The 16-25 year-olds yesterday took over Parliament House for the 24th Victoria Youth Parliament. It included several students from asylum seeker families.
Dina Yousif’s family are refugees from Iraq who came to Australia in 1997. She said more sympathy needs to be shown to asylum seekers coming from war torn countries.
“There’s a lack of compassion when talking about this issue and sometimes people forget the human dimension of the debate,” Ms Yousif said.
Jessica Le’s family migrated to Australia from Vietnam during the Vietnam War because they feared for their safety. She deals with the realities of strong views on asylum seekers every day at school.
“Sometimes I hear people say that it’s our land and they (refugees) should go back to their countries. I try to explain that those people are risking injury and death,” Ms Le said.
Along with compassion, the youths also called for a more common sense approach to the issue.
“It is an area of discourse that is seriously lacking reason,” said last year’s Youth Premier, Oliver Tripoti.
“We accepted more than 160,000 immigrants last year and only 2,400 of them were refugees. That’s such a small percentage and when you look at it like that it’s easy to see the fear mongering used by the government,” Mr Tripoti said.
Emmanuel Giakoumakis, the 2010 Youth Premier, said that talk about population growth in relation to asylum seekers is a deflection by the government from the real issue.
“The thing that’s being ignored is that our population density is extremely low.
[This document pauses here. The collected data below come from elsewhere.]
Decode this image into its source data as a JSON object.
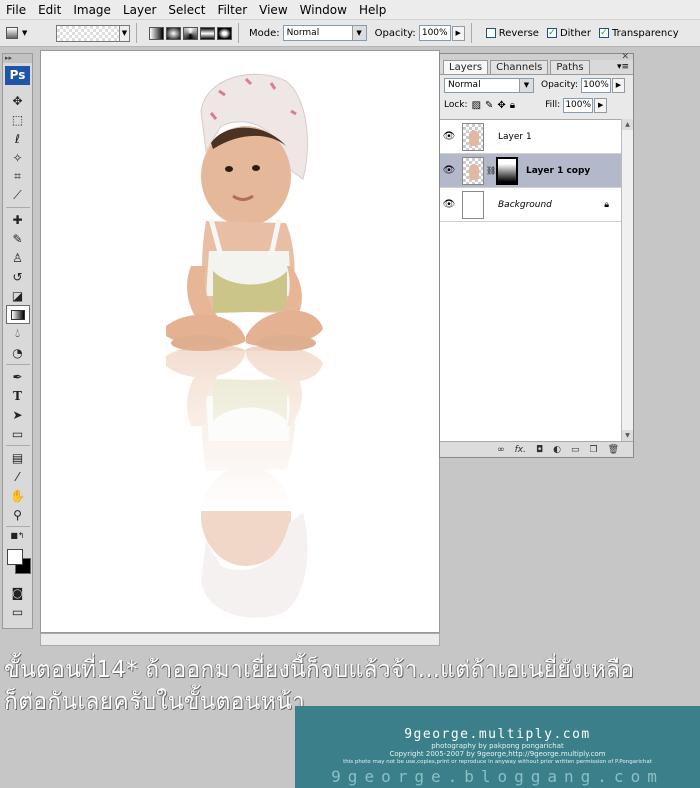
{
  "menu": [
    "File",
    "Edit",
    "Image",
    "Layer",
    "Select",
    "Filter",
    "View",
    "Window",
    "Help"
  ],
  "options": {
    "mode_label": "Mode:",
    "mode_value": "Normal",
    "opacity_label": "Opacity:",
    "opacity_value": "100%",
    "reverse_label": "Reverse",
    "reverse_checked": false,
    "dither_label": "Dither",
    "dither_checked": true,
    "transparency_label": "Transparency",
    "transparency_checked": true
  },
  "toolbox": {
    "logo": "Ps",
    "active_tool": "gradient-tool",
    "tool_icons": [
      "move-icon",
      "marquee-icon",
      "lasso-icon",
      "magic-wand-icon",
      "crop-icon",
      "slice-icon",
      "healing-brush-icon",
      "brush-icon",
      "clone-stamp-icon",
      "history-brush-icon",
      "eraser-icon",
      "gradient-icon",
      "blur-icon",
      "dodge-icon",
      "pen-icon",
      "type-icon",
      "path-selection-icon",
      "shape-icon",
      "notes-icon",
      "eyedropper-icon",
      "hand-icon",
      "zoom-icon"
    ],
    "foreground_color": "#ffffff",
    "background_color": "#000000"
  },
  "layers_panel": {
    "tabs": [
      "Layers",
      "Channels",
      "Paths"
    ],
    "active_tab": "Layers",
    "blend_mode": "Normal",
    "opacity_label": "Opacity:",
    "opacity_value": "100%",
    "lock_label": "Lock:",
    "fill_label": "Fill:",
    "fill_value": "100%",
    "layers": [
      {
        "name": "Layer 1",
        "visible": true,
        "selected": false
      },
      {
        "name": "Layer 1 copy",
        "visible": true,
        "selected": true,
        "has_mask": true
      },
      {
        "name": "Background",
        "visible": true,
        "selected": false,
        "locked": true
      }
    ],
    "footer_icons": [
      "link-icon",
      "fx-icon",
      "mask-icon",
      "adjustment-icon",
      "folder-icon",
      "new-layer-icon",
      "trash-icon"
    ]
  },
  "caption": {
    "line1": "ขั้นตอนที่14* ถ้าออกมาเยี่ยงนี้ก็จบแล้วจ้า...แต่ถ้าเอเนยี่ยังเหลือ",
    "line2": "ก็ต่อกันเลยครับในขั้นตอนหน้า"
  },
  "watermark": {
    "title": "9george.multiply.com",
    "line1": "photography by pakpong pongarichat",
    "line2": "Copyright 2005-2007 by 9george,http://9george.multiply.com",
    "line3": "this photo may not be use,copies,print or reproduce in anyway without prior written permission of P.Pongarichat",
    "bottom": "9george.bloggang.com"
  }
}
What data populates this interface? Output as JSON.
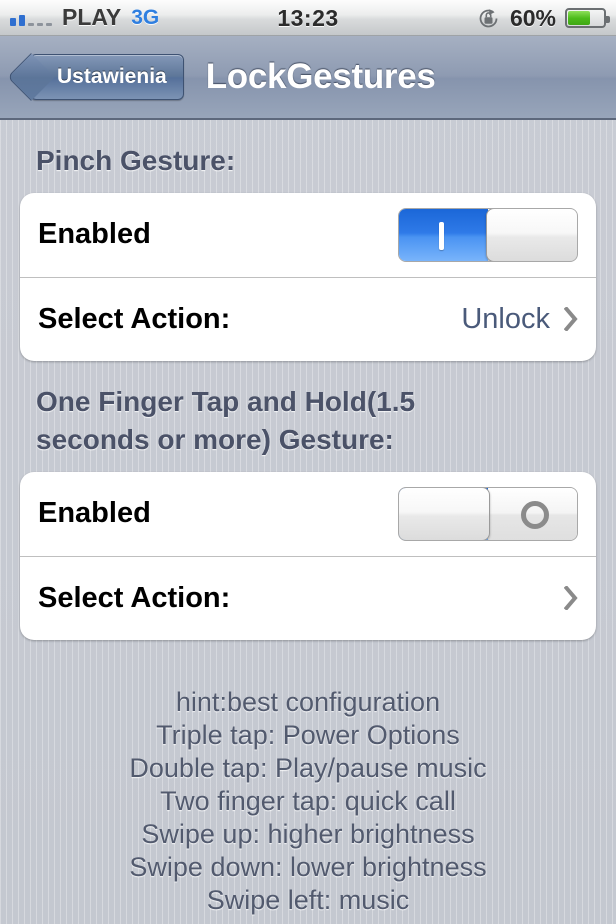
{
  "statusbar": {
    "carrier": "PLAY",
    "network": "3G",
    "time": "13:23",
    "battery_percent": "60%",
    "battery_level": 60,
    "signal_bars_filled": 2,
    "signal_bars_total": 5,
    "rotation_lock_icon": "rotation-lock-icon"
  },
  "navbar": {
    "back_label": "Ustawienia",
    "title": "LockGestures"
  },
  "sections": [
    {
      "header": "Pinch Gesture:",
      "rows": [
        {
          "label": "Enabled",
          "type": "switch",
          "state": "on"
        },
        {
          "label": "Select Action:",
          "type": "disclosure",
          "value": "Unlock"
        }
      ]
    },
    {
      "header": "One Finger Tap and Hold(1.5 seconds or more) Gesture:",
      "rows": [
        {
          "label": "Enabled",
          "type": "switch",
          "state": "off"
        },
        {
          "label": "Select Action:",
          "type": "disclosure",
          "value": ""
        }
      ]
    }
  ],
  "hint_lines": [
    "hint:best configuration",
    "Triple tap: Power Options",
    "Double tap: Play/pause music",
    "Two finger tap: quick call",
    "Swipe up: higher brightness",
    "Swipe down: lower brightness",
    "Swipe left: music"
  ],
  "colors": {
    "accent_blue": "#2f7ae8",
    "link_blue": "#4a5a7a",
    "header_text": "#4b5268",
    "navbar_blue": "#8e9bb2",
    "battery_green": "#4cbb1b"
  }
}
We are a well off country and we have the resources to provide for these people,” Mr Giakoumakis said.
All four 17-year-olds agreed that sending asylum seekers away goes against Australian principles.
The Youth Parliament will debate 16 pieces of proposed legislation over the three day event.
Topics under debate include the removal of glass from entertainment venues; lowering the blood alcohol content for drivers and internet censorship.